Dai meandri di internet e dalle magie di photoshop nasce Slender man, una creatura sovrannaturale, senza volto, alta tre metri, elegantemente vestita e che, fornita di tentacoli sulla schiena, rapisce giovani innocenti.

Ideata da Eric Knudsen (alias Victor Surge) per un contest fotografico lanciato sul forum “Any Something Awful” nel 2009, Slender Man arriva sul grande schermo con la regia di Sylvian White e la sceneggiatura di David Birke (Elle).

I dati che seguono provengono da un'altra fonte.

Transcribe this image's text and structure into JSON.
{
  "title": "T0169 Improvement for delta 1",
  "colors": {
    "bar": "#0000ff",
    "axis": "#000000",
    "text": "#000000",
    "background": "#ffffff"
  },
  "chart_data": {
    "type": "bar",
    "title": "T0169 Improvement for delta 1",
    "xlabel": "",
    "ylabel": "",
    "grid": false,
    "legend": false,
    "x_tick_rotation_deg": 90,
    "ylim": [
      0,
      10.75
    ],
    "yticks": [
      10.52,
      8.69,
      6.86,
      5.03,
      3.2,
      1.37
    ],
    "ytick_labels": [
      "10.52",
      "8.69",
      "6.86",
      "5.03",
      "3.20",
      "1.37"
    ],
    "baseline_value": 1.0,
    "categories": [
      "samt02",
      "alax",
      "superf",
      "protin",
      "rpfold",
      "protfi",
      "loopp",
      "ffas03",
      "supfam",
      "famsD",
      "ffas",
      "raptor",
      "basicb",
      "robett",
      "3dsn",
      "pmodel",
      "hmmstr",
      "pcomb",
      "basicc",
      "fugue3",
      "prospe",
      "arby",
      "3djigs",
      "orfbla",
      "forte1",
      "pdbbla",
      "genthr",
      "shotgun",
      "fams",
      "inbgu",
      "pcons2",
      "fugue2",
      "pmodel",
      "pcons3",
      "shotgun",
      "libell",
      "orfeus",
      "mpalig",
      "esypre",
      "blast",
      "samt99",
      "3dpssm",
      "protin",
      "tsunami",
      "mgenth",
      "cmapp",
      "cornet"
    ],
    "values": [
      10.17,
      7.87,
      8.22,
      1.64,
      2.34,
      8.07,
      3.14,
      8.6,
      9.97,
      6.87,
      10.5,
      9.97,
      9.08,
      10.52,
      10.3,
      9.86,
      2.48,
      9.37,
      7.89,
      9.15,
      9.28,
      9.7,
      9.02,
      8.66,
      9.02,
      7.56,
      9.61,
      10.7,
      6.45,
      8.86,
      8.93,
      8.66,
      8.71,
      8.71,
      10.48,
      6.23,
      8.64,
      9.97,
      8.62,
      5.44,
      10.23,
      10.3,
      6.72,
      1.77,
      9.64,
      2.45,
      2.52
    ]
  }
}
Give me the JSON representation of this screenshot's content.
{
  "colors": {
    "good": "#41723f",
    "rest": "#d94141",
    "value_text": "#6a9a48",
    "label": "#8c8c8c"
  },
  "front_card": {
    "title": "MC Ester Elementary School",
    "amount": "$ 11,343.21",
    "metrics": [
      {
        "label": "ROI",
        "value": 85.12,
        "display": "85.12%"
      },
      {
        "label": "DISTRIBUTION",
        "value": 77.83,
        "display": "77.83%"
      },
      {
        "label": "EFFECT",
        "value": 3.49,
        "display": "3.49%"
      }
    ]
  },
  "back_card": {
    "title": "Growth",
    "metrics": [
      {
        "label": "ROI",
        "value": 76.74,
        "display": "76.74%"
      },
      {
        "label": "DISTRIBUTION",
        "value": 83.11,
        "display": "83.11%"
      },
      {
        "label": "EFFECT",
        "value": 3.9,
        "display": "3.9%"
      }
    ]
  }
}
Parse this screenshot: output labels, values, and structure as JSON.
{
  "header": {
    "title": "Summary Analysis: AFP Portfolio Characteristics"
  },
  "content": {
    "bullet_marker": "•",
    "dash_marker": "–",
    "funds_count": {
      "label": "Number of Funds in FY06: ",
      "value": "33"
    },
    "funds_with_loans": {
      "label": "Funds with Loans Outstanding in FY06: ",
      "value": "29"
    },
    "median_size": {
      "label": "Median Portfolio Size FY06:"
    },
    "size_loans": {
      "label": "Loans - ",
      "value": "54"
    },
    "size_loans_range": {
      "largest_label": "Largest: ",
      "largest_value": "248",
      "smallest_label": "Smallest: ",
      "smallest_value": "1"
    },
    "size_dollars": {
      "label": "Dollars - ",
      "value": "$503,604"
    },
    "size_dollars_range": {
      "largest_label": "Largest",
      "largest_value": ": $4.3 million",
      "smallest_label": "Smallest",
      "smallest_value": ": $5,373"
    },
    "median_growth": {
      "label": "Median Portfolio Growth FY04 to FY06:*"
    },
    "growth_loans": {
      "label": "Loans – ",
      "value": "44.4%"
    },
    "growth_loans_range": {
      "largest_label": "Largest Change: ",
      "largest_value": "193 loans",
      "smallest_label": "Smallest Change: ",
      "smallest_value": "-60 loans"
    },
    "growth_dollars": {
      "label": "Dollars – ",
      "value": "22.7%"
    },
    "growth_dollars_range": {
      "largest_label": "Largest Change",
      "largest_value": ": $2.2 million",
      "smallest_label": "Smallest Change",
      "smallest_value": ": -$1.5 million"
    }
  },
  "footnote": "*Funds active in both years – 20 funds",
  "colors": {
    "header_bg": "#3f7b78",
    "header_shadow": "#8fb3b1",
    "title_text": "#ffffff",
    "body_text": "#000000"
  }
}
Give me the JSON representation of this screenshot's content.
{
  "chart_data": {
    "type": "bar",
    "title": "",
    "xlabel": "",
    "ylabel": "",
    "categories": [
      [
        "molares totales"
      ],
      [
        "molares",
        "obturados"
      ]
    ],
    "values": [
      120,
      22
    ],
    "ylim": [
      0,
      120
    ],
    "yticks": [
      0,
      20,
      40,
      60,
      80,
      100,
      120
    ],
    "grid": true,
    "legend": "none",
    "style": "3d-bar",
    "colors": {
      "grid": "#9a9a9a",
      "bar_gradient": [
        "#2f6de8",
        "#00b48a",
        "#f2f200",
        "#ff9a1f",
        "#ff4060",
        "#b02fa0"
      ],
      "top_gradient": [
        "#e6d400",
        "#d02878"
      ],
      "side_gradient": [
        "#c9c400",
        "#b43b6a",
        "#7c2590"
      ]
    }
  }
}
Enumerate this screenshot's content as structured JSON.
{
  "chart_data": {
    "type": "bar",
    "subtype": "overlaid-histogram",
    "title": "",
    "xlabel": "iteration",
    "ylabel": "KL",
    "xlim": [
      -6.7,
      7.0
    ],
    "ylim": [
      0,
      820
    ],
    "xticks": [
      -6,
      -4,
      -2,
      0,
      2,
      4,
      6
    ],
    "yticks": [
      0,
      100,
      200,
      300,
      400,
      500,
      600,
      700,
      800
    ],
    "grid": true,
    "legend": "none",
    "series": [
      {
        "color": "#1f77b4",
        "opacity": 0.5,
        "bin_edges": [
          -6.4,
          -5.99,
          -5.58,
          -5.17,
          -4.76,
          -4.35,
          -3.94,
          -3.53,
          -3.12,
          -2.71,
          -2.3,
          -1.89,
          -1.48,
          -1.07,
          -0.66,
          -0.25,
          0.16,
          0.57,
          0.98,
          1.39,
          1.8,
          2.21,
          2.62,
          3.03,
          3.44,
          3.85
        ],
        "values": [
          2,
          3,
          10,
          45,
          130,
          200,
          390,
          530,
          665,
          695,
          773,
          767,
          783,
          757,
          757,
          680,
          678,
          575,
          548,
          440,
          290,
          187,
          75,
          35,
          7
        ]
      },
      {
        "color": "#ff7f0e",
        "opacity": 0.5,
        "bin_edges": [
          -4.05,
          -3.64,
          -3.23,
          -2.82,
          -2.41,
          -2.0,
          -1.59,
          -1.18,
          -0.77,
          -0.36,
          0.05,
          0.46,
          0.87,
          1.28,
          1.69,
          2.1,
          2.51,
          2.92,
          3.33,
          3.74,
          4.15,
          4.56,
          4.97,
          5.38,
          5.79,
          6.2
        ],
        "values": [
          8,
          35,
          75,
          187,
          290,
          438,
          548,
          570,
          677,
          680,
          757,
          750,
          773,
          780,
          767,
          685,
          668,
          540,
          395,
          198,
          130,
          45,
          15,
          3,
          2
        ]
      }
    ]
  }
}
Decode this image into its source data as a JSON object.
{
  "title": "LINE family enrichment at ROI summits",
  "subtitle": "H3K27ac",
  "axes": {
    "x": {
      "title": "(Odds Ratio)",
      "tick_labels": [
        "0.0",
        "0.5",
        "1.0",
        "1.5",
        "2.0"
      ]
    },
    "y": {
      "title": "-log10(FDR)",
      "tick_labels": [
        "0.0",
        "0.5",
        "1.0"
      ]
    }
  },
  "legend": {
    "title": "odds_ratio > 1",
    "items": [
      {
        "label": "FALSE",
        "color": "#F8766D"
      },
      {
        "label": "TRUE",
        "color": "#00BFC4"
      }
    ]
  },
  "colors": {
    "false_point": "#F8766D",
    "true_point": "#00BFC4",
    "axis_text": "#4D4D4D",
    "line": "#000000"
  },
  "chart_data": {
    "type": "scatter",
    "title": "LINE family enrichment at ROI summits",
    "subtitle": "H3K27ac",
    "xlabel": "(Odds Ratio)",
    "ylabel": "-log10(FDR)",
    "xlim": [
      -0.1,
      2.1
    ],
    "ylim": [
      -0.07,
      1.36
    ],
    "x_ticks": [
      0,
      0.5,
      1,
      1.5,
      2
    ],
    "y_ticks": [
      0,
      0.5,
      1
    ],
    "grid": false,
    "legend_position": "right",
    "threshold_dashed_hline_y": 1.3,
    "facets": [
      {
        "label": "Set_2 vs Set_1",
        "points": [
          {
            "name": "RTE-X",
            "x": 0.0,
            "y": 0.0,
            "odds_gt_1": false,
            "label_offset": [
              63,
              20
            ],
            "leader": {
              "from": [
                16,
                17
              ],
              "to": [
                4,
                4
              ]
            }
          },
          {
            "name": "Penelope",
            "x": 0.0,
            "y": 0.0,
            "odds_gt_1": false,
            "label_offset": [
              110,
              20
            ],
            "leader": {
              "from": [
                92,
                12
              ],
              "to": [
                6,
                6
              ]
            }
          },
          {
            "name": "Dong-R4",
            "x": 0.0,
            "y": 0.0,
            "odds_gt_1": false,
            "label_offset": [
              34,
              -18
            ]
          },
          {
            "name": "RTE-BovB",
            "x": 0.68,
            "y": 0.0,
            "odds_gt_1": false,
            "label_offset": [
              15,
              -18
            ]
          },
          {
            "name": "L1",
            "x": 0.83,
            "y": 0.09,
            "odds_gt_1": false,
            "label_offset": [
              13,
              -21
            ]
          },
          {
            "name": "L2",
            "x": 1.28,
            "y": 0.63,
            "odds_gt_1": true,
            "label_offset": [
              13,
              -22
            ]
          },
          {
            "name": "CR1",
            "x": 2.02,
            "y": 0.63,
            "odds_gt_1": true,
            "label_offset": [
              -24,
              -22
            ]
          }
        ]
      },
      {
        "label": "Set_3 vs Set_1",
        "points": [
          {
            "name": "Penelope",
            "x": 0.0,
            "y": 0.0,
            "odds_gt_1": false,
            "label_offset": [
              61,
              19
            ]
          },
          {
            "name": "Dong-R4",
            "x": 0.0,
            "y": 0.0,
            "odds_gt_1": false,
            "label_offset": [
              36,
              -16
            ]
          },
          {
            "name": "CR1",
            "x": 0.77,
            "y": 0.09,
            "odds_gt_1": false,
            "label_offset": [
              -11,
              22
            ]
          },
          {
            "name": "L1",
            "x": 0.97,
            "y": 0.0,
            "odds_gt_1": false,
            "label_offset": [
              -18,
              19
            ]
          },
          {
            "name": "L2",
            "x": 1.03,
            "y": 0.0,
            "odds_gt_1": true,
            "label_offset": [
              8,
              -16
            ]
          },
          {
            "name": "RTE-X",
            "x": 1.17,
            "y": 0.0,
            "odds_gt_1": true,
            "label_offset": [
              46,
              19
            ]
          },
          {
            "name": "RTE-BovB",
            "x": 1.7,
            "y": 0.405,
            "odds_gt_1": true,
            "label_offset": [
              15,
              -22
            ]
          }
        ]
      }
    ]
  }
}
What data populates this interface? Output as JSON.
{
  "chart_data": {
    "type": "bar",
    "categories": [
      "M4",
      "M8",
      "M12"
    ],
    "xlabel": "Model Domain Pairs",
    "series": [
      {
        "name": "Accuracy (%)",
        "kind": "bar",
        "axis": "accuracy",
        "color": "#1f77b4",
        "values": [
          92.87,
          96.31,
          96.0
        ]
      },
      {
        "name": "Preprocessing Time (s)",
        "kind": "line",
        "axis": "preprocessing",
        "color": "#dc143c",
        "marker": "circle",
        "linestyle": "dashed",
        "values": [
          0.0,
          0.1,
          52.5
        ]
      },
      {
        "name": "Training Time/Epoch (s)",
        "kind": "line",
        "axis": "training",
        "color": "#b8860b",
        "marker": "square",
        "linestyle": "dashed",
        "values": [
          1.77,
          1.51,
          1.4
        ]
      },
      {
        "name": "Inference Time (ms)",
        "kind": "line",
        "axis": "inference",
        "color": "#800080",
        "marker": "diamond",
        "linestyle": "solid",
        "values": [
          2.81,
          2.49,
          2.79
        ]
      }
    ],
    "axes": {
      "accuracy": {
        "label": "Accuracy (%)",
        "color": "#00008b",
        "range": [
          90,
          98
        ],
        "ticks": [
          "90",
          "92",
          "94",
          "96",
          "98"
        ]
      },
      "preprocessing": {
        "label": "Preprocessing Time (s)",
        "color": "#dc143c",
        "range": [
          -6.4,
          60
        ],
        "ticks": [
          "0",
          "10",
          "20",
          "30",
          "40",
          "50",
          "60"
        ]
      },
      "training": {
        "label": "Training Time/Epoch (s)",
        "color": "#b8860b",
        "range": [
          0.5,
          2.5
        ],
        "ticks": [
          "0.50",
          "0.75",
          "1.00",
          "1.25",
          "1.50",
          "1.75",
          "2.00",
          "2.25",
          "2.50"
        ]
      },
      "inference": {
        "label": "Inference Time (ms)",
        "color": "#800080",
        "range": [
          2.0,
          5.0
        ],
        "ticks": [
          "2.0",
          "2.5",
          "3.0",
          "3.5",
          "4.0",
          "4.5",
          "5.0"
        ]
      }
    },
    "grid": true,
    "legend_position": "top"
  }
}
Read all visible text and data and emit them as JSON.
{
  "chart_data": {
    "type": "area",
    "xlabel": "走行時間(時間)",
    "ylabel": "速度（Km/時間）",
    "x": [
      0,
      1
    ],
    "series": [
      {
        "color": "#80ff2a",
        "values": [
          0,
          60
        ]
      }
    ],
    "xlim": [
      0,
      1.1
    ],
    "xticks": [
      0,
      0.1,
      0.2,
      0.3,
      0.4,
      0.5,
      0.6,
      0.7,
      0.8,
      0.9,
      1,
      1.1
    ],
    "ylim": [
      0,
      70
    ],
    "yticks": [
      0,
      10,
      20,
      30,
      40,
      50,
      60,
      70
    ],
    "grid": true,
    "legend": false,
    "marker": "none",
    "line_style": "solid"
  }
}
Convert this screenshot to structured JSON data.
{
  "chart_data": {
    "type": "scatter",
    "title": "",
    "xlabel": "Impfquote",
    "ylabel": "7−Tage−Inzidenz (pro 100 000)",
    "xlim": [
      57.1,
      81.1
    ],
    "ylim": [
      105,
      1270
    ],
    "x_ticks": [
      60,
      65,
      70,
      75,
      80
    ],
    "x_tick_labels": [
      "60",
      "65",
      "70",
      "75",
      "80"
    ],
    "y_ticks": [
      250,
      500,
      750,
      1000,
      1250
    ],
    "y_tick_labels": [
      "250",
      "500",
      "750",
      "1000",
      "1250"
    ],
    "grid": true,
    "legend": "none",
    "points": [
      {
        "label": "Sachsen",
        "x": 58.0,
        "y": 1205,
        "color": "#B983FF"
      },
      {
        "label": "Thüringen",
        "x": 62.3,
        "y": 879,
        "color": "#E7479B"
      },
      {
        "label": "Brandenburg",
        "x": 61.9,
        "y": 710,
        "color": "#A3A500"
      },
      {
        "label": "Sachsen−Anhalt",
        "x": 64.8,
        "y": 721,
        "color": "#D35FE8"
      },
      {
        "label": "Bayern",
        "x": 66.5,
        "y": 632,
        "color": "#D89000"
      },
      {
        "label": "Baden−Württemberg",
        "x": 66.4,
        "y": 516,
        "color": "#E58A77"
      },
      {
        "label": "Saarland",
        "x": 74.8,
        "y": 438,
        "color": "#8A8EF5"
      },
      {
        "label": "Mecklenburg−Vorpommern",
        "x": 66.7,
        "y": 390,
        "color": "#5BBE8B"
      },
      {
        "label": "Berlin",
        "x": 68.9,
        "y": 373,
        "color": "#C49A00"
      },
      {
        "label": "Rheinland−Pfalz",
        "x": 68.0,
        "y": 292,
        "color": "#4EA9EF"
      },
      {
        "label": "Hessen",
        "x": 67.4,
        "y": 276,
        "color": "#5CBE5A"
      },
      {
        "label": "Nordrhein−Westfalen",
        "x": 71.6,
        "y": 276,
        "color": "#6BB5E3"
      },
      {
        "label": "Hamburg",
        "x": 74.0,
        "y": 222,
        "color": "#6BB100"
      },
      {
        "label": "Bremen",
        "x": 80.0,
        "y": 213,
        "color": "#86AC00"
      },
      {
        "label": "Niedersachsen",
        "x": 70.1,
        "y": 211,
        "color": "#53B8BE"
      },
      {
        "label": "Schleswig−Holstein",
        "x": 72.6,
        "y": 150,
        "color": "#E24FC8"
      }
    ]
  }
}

Il film racconta la storia delle quattro amiche adolescenti Hallie, Wren, Chloe e Katie, le quali vivono in una piccola e tranquilla cittadina del Massachusetts. Una sera scoprono su internet la leggenda dello Slender man tramite un video molto particolare. Iniziano gli incubi e le prime visioni, ma, quando Katie scompare misteriosamente, le sue amiche iniziano a credere che la leggenda sia reale.

Slender man è un teen horror movie che sfoggia un incipit poco originale, ma interessante.

Infatti, la leggenda dello Slender man ha avuto un notevole successo nella cultura popolare: vanta videogiochi a lui dedicati (Slender: The eight pages e Slender: The arrival), è stato citato nel videogame Minecraft, molti sono i forum del web che lo riguardano e alcuni fatti di cronaca nera risalenti al 2014 lo vedrebbero addirittura protagonista di efferati omicidi.

Il lungometraggio prende spunto da altri più noti titoli di genere quali The ring, la serie NightmareThe Blair witch project e The call”, riproponendo tutti gli elementi del caso: il solito bosco spettrale, la filastrocca raccapricciante, il cancello abbandonato, i rumori scricchiolanti della casa.

In realtà, però, il film non riesce a creare né tensione, né tantomeno paura. Il ritmo narrativo risulta spesso lento, i déjà vu sono troppi e mal combinati e lo stesso Slender man sembra nato dallo scarabocchio di un bambino, piuttosto che dalla personificazione di un incubo.

La sceneggiatura scarna e la regia piatta rendono l’insieme poco coinvolgente e, soprattutto, poco credibile. Le stesse protagoniste, nonostante il loro impegno, si ritrovano troppo spesso a vagare per stanze e foreste senza un perché.

In sintesi, Slender man è un teen horror movie molto pretestuoso, che spaventa più come meme di internet che sul grande schermo.